Like a lot of people, I go through life trying to avoid failure like it's some sort of plague. Just the word "failure" conjures up all sorts of frightening images: a big, red F on an exam, blundering through a job interview, your Fitbit letting informing you that you didn't meet your step goal for the day, a supervisor informing you of a major mistake you made at work, and so on.
For me, giving up on something automatically equals failure. It's just the way I'm programmed - and when I think about it, maybe it's the way that society has programmed most of us. When I think of giving up, I think of not being good enough to continue doing something. I think of not having the strength or the ambition to excel in whatever situation or position is at hand. Giving up is seen as bad. Something we shouldn't do. And if we do indeed give up at something, we are supposed to feel shame and guilt and experience a loss of confidence in ourselves.
But honestly? As hard as it is for me to realize this for myself, giving up is not always the worst thing in the world - sometimes it's exactly the thing that you needed to do. Recently I've come into a situation where I know haven't been excelling in the position I've been holding, and despite all the hard work, time, and effort I invested in order to meet the rather high expectations and standards put on me, I just could not for the life of me get all my hard work to shine. Instead, it appeared as if I wasn't even trying. I found myself feeling so stressed out over something that used to give me a sense of satisfaction. The pressure I felt on myself to perform in a way that, despite my best intentions, felt completely unattainable to me was staggering. It's a cruel thing when a positive aspect in your life turns into a viciously negative thing.
Over time, I started to realize that this was becoming a toxic thing in my life. I was starting to feel completely resentful and felt like I was just going through the motions. All the stress had completely zapped away any passion I had felt for my position originally. I began to question my leadership skills and just my entire work ethic and personality in general. I watched as my colleagues were thriving while I felt like I was drowning. As soon as I made any progress, the metaphorical finish line seemed to move even further away. I felt like I was failing at being an effective leader, and couldn't help but analyze all of my perceived shortcomings. Basically, all of this burns down to one scathing question: why am I such a failure?
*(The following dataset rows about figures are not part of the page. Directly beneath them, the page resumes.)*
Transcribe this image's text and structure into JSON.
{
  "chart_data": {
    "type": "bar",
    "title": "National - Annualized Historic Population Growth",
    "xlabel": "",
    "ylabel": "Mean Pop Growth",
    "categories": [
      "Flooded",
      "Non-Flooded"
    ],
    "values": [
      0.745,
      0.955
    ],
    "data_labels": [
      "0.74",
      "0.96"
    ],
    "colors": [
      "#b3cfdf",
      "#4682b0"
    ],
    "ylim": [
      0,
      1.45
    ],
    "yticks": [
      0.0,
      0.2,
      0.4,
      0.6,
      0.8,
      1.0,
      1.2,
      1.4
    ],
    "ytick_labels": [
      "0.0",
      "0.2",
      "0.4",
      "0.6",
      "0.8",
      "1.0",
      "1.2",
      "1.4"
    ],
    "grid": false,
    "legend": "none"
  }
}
But then I realized: we are all failures. You're welcome, I just labeled every human being ever a failure. But really think about it. Nobody is perfect, and we all have our own strengths and weaknesses. We can't all be great at cooking. We can't all be doctors. We can't all pen bestselling novels. We can't all be marathon runners. We can't all run large corporations. We can't all pass our driving test the first time. But why focus on all the things we can't do when we should be focusing on all the things we can do?
Even though there are things about my position that I do enjoy - things that also play towards my strengths - I have to realize that I'm not the best person for the job. That, for whatever reason, my personality is not fully equipped to find immense success in certain professional settings. And that's okay. It's okay to give up because sometimes that's the best thing you can do for yourself. If you find yourself in a toxic, stressful situation that doesn't seem to be changing no matter how long you're determined to stick it out, do yourself a favor and change courses as soon as possible. If it makes you feel better, don't think of it as giving up; think of it as letting go.